Sensing Electric Currents in an a-IGZO TFT-Based Circuit Using a Quantum Diamond Microscope

TL;DR

This paper demonstrates the use of Quantum Diamond Microscope for noninvasive, wafer-level magnetic imaging of current densities in a-IGZO TFT circuits, offering a new diagnostic tool for flexible electronics.

Contribution

It introduces QDM as a novel noninvasive method for current sensing in complex circuits of emerging oxide-based TFTs, with validation against traditional techniques.

Findings

QDM accurately maps 2D current densities in a-IGZO TFT circuits.

QDM measurements agree with conventional electrical probing.

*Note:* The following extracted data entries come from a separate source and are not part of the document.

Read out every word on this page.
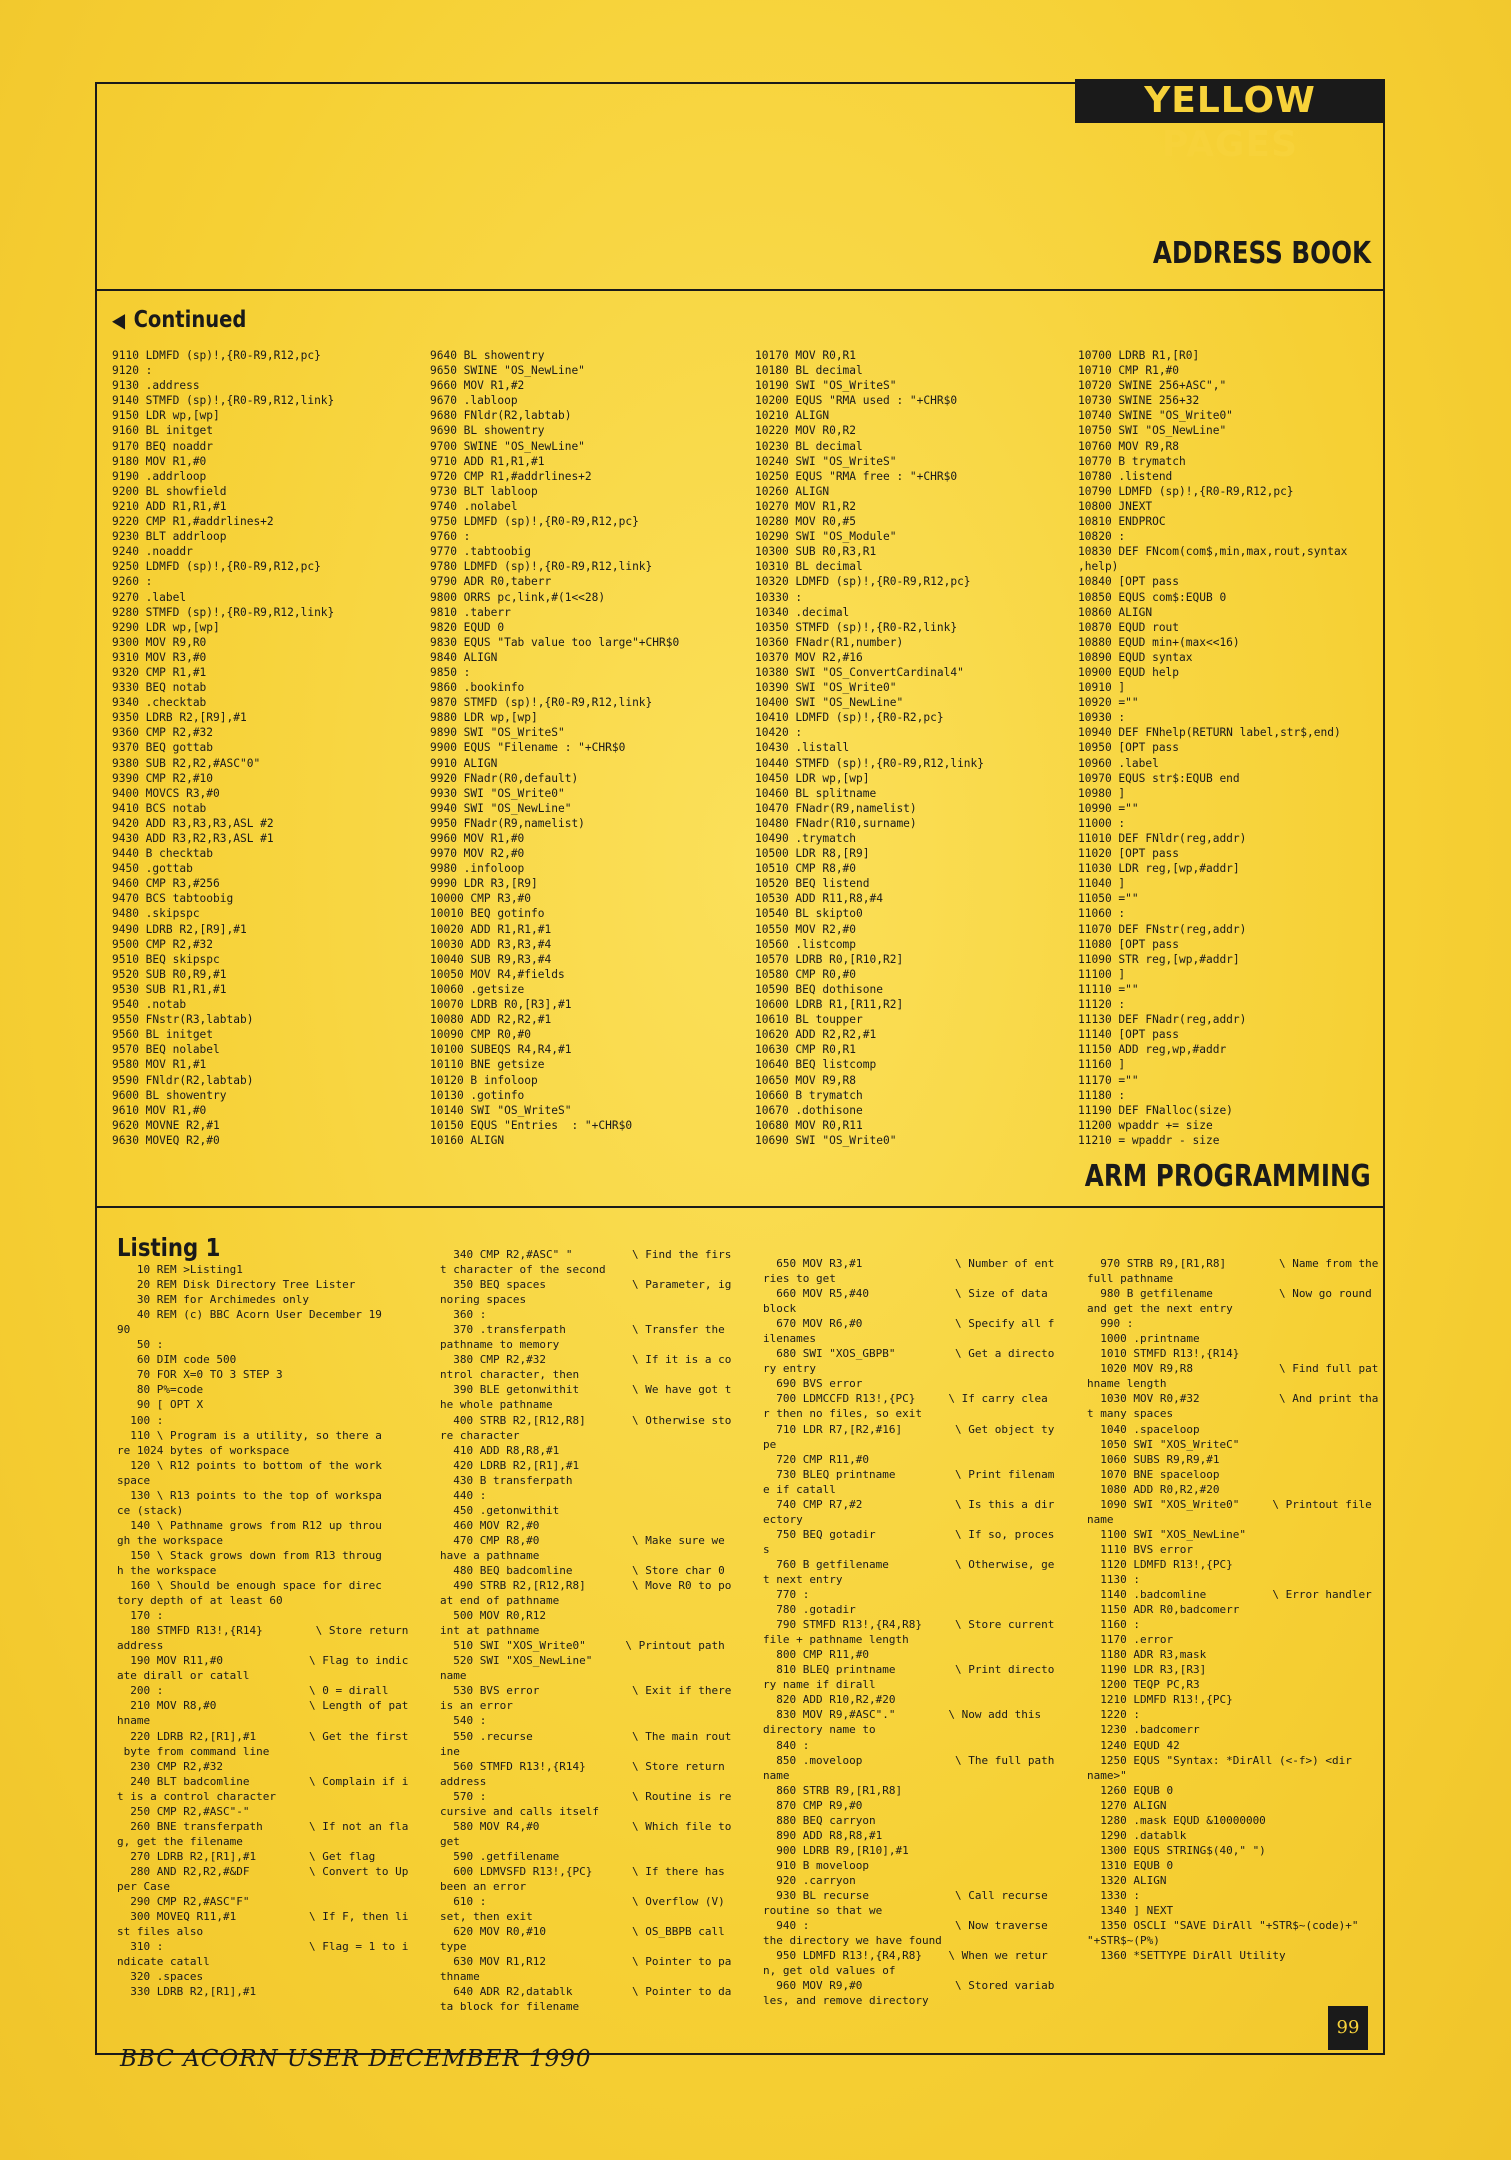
YELLOW PAGES
ADDRESS BOOK
◀ Continued
9110 LDMFD (sp)!,{R0-R9,R12,pc}
9120 :
9130 .address
9140 STMFD (sp)!,{R0-R9,R12,link}
9150 LDR wp,[wp]
9160 BL initget
9170 BEQ noaddr
9180 MOV R1,#0
9190 .addrloop
9200 BL showfield
9210 ADD R1,R1,#1
9220 CMP R1,#addrlines+2
9230 BLT addrloop
9240 .noaddr
9250 LDMFD (sp)!,{R0-R9,R12,pc}
9260 :
9270 .label
9280 STMFD (sp)!,{R0-R9,R12,link}
9290 LDR wp,[wp]
9300 MOV R9,R0
9310 MOV R3,#0
9320 CMP R1,#1
9330 BEQ notab
9340 .checktab
9350 LDRB R2,[R9],#1
9360 CMP R2,#32
9370 BEQ gottab
9380 SUB R2,R2,#ASC"0"
9390 CMP R2,#10
9400 MOVCS R3,#0
9410 BCS notab
9420 ADD R3,R3,R3,ASL #2
9430 ADD R3,R2,R3,ASL #1
9440 B checktab
9450 .gottab
9460 CMP R3,#256
9470 BCS tabtoobig
9480 .skipspc
9490 LDRB R2,[R9],#1
9500 CMP R2,#32
9510 BEQ skipspc
9520 SUB R0,R9,#1
9530 SUB R1,R1,#1
9540 .notab
9550 FNstr(R3,labtab)
9560 BL initget
9570 BEQ nolabel
9580 MOV R1,#1
9590 FNldr(R2,labtab)
9600 BL showentry
9610 MOV R1,#0
9620 MOVNE R2,#1
9630 MOVEQ R2,#0
9640 BL showentry
9650 SWINE "OS_NewLine"
9660 MOV R1,#2
9670 .labloop
9680 FNldr(R2,labtab)
9690 BL showentry
9700 SWINE "OS_NewLine"
9710 ADD R1,R1,#1
9720 CMP R1,#addrlines+2
9730 BLT labloop
9740 .nolabel
9750 LDMFD (sp)!,{R0-R9,R12,pc}
9760 :
9770 .tabtoobig
9780 LDMFD (sp)!,{R0-R9,R12,link}
9790 ADR R0,taberr
9800 ORRS pc,link,#(1<<28)
9810 .taberr
9820 EQUD 0
9830 EQUS "Tab value too large"+CHR$0
9840 ALIGN
9850 :
9860 .bookinfo
9870 STMFD (sp)!,{R0-R9,R12,link}
9880 LDR wp,[wp]
9890 SWI "OS_WriteS"
9900 EQUS "Filename : "+CHR$0
9910 ALIGN
9920 FNadr(R0,default)
9930 SWI "OS_Write0"
9940 SWI "OS_NewLine"
9950 FNadr(R9,namelist)
9960 MOV R1,#0
9970 MOV R2,#0
9980 .infoloop
9990 LDR R3,[R9]
10000 CMP R3,#0
10010 BEQ gotinfo
10020 ADD R1,R1,#1
10030 ADD R3,R3,#4
10040 SUB R9,R3,#4
10050 MOV R4,#fields
10060 .getsize
10070 LDRB R0,[R3],#1
10080 ADD R2,R2,#1
10090 CMP R0,#0
10100 SUBEQS R4,R4,#1
10110 BNE getsize
10120 B infoloop
10130 .gotinfo
10140 SWI "OS_WriteS"
10150 EQUS "Entries  : "+CHR$0
10160 ALIGN
10170 MOV R0,R1
10180 BL decimal
10190 SWI "OS_WriteS"
10200 EQUS "RMA used : "+CHR$0
10210 ALIGN
10220 MOV R0,R2
10230 BL decimal
10240 SWI "OS_WriteS"
10250 EQUS "RMA free : "+CHR$0
10260 ALIGN
10270 MOV R1,R2
10280 MOV R0,#5
10290 SWI "OS_Module"
10300 SUB R0,R3,R1
10310 BL decimal
10320 LDMFD (sp)!,{R0-R9,R12,pc}
10330 :
10340 .decimal
10350 STMFD (sp)!,{R0-R2,link}
10360 FNadr(R1,number)
10370 MOV R2,#16
10380 SWI "OS_ConvertCardinal4"
10390 SWI "OS_Write0"
10400 SWI "OS_NewLine"
10410 LDMFD (sp)!,{R0-R2,pc}
10420 :
10430 .listall
10440 STMFD (sp)!,{R0-R9,R12,link}
10450 LDR wp,[wp]
10460 BL splitname
10470 FNadr(R9,namelist)
10480 FNadr(R10,surname)
10490 .trymatch
10500 LDR R8,[R9]
10510 CMP R8,#0
10520 BEQ listend
10530 ADD R11,R8,#4
10540 BL skipto0
10550 MOV R2,#0
10560 .listcomp
10570 LDRB R0,[R10,R2]
10580 CMP R0,#0
10590 BEQ dothisone
10600 LDRB R1,[R11,R2]
10610 BL toupper
10620 ADD R2,R2,#1
10630 CMP R0,R1
10640 BEQ listcomp
10650 MOV R9,R8
10660 B trymatch
10670 .dothisone
10680 MOV R0,R11
10690 SWI "OS_Write0"
10700 LDRB R1,[R0]
10710 CMP R1,#0
10720 SWINE 256+ASC","
10730 SWINE 256+32
10740 SWINE "OS_Write0"
10750 SWI "OS_NewLine"
10760 MOV R9,R8
10770 B trymatch
10780 .listend
10790 LDMFD (sp)!,{R0-R9,R12,pc}
10800 JNEXT
10810 ENDPROC
10820 :
10830 DEF FNcom(com$,min,max,rout,syntax
,help)
10840 [OPT pass
10850 EQUS com$:EQUB 0
10860 ALIGN
10870 EQUD rout
10880 EQUD min+(max<<16)
10890 EQUD syntax
10900 EQUD help
10910 ]
10920 =""
10930 :
10940 DEF FNhelp(RETURN label,str$,end)
10950 [OPT pass
10960 .label
10970 EQUS str$:EQUB end
10980 ]
10990 =""
11000 :
11010 DEF FNldr(reg,addr)
11020 [OPT pass
11030 LDR reg,[wp,#addr]
11040 ]
11050 =""
11060 :
11070 DEF FNstr(reg,addr)
11080 [OPT pass
11090 STR reg,[wp,#addr]
11100 ]
11110 =""
11120 :
11130 DEF FNadr(reg,addr)
11140 [OPT pass
11150 ADD reg,wp,#addr
11160 ]
11170 =""
11180 :
11190 DEF FNalloc(size)
11200 wpaddr += size
11210 = wpaddr - size
ARM PROGRAMMING
Listing 1
10 REM >Listing1
20 REM Disk Directory Tree Lister
30 REM for Archimedes only
40 REM (c) BBC Acorn User December 19
90
50 :
60 DIM code 500
70 FOR X=0 TO 3 STEP 3
80 P%=code
90 [ OPT X
100 :
110 \ Program is a utility, so there a
re 1024 bytes of workspace
120 \ R12 points to bottom of the work
space
130 \ R13 points to the top of workspa
ce (stack)
140 \ Pathname grows from R12 up throu
gh the workspace
150 \ Stack grows down from R13 throug
h the workspace
160 \ Should be enough space for direc
tory depth of at least 60
170 :
180 STMFD R13!,{R14}        \ Store return
address
190 MOV R11,#0             \ Flag to indic
ate dirall or catall
200 :                      \ 0 = dirall
210 MOV R8,#0              \ Length of pat
hname
220 LDRB R2,[R1],#1        \ Get the first
byte from command line
230 CMP R2,#32
240 BLT badcomline         \ Complain if i
t is a control character
250 CMP R2,#ASC"-"
260 BNE transferpath       \ If not an fla
g, get the filename
270 LDRB R2,[R1],#1        \ Get flag
280 AND R2,R2,#&DF         \ Convert to Up
per Case
290 CMP R2,#ASC"F"
300 MOVEQ R11,#1           \ If F, then li
st files also
310 :                      \ Flag = 1 to i
ndicate catall
320 .spaces
330 LDRB R2,[R1],#1
340 CMP R2,#ASC" "         \ Find the firs
t character of the second
350 BEQ spaces             \ Parameter, ig
noring spaces
360 :
370 .transferpath          \ Transfer the
pathname to memory
380 CMP R2,#32             \ If it is a co
ntrol character, then
390 BLE getonwithit        \ We have got t
he whole pathname
400 STRB R2,[R12,R8]       \ Otherwise sto
re character
410 ADD R8,R8,#1
420 LDRB R2,[R1],#1
430 B transferpath
440 :
450 .getonwithit
460 MOV R2,#0
470 CMP R8,#0              \ Make sure we
have a pathname
480 BEQ badcomline         \ Store char 0
490 STRB R2,[R12,R8]       \ Move R0 to po
at end of pathname
500 MOV R0,R12
int at pathname
510 SWI "XOS_Write0"      \ Printout path
520 SWI "XOS_NewLine"
name
530 BVS error              \ Exit if there
is an error
540 :
550 .recurse               \ The main rout
ine
560 STMFD R13!,{R14}       \ Store return
address
570 :                      \ Routine is re
cursive and calls itself
580 MOV R4,#0              \ Which file to
get
590 .getfilename
600 LDMVSFD R13!,{PC}      \ If there has
been an error
610 :                      \ Overflow (V)
set, then exit
620 MOV R0,#10             \ OS_BBPB call
type
630 MOV R1,R12             \ Pointer to pa
thname
640 ADR R2,datablk         \ Pointer to da
ta block for filename
650 MOV R3,#1              \ Number of ent
ries to get
660 MOV R5,#40             \ Size of data
block
670 MOV R6,#0              \ Specify all f
ilenames
680 SWI "XOS_GBPB"         \ Get a directo
ry entry
690 BVS error
700 LDMCCFD R13!,{PC}     \ If carry clea
r then no files, so exit
710 LDR R7,[R2,#16]        \ Get object ty
pe
720 CMP R11,#0
730 BLEQ printname         \ Print filenam
e if catall
740 CMP R7,#2              \ Is this a dir
ectory
750 BEQ gotadir            \ If so, proces
s
760 B getfilename          \ Otherwise, ge
t next entry
770 :
780 .gotadir
790 STMFD R13!,{R4,R8}     \ Store current
file + pathname length
800 CMP R11,#0
810 BLEQ printname         \ Print directo
ry name if dirall
820 ADD R10,R2,#20
830 MOV R9,#ASC"."        \ Now add this
directory name to
840 :
850 .moveloop              \ The full path
name
860 STRB R9,[R1,R8]
870 CMP R9,#0
880 BEQ carryon
890 ADD R8,R8,#1
900 LDRB R9,[R10],#1
910 B moveloop
920 .carryon
930 BL recurse             \ Call recurse
routine so that we
940 :                      \ Now traverse
the directory we have found
950 LDMFD R13!,{R4,R8}    \ When we retur
n, get old values of
960 MOV R9,#0              \ Stored variab
les, and remove directory
970 STRB R9,[R1,R8]        \ Name from the
full pathname
980 B getfilename          \ Now go round
and get the next entry
990 :
1000 .printname
1010 STMFD R13!,{R14}
1020 MOV R9,R8             \ Find full pat
hname length
1030 MOV R0,#32            \ And print tha
t many spaces
1040 .spaceloop
1050 SWI "XOS_WriteC"
1060 SUBS R9,R9,#1
1070 BNE spaceloop
1080 ADD R0,R2,#20
1090 SWI "XOS_Write0"     \ Printout file
name
1100 SWI "XOS_NewLine"
1110 BVS error
1120 LDMFD R13!,{PC}
1130 :
1140 .badcomline          \ Error handler
1150 ADR R0,badcomerr
1160 :
1170 .error
1180 ADR R3,mask
1190 LDR R3,[R3]
1200 TEQP PC,R3
1210 LDMFD R13!,{PC}
1220 :
1230 .badcomerr
1240 EQUD 42
1250 EQUS "Syntax: *DirAll (<-f>) <dir
name>"
1260 EQUB 0
1270 ALIGN
1280 .mask EQUD &10000000
1290 .datablk
1300 EQUS STRING$(40," ")
1310 EQUB 0
1320 ALIGN
1330 :
1340 ] NEXT
1350 OSCLI "SAVE DirAll "+STR$~(code)+"
"+STR$~(P%)
1360 *SETTYPE DirAll Utility
BBC ACORN USER DECEMBER 1990
99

QDM enables sensing of internal circuit paths inaccessible by traditional methods.

Abstract

The Quantum Diamond Microscope (QDM) is an emerging magnetic imaging tool enabling noninvasive characterization of electronic circuits through spatially mapping current densities. In this work, we demonstrate wafer-level current sensing of a current mirror circuit composed of 16 amorphous-indium-gallium-zinc oxide (a-IGZO) thin-film transistors (TFTs). a-IGZO TFTs are promising for flexible electronics due to their high performance. Using QDM, we obtain two-dimensional (2D) magnetic field images produced by DC currents, from which accurate current density maps are extracted. Notably, QDM measurements agree well with conventional electrical probing measurements, and enable current sensing in internal circuit paths inaccessible via conventional methods. Our results highlight QDM's capability as a noninvasive diagnostic tool for the characterization of emerging semiconductor technologies, especially oxide-based TFTs. This approach provides essential insights to fabrication engineers, with potential to improve yield and reliability in flexible electronics manufacturing.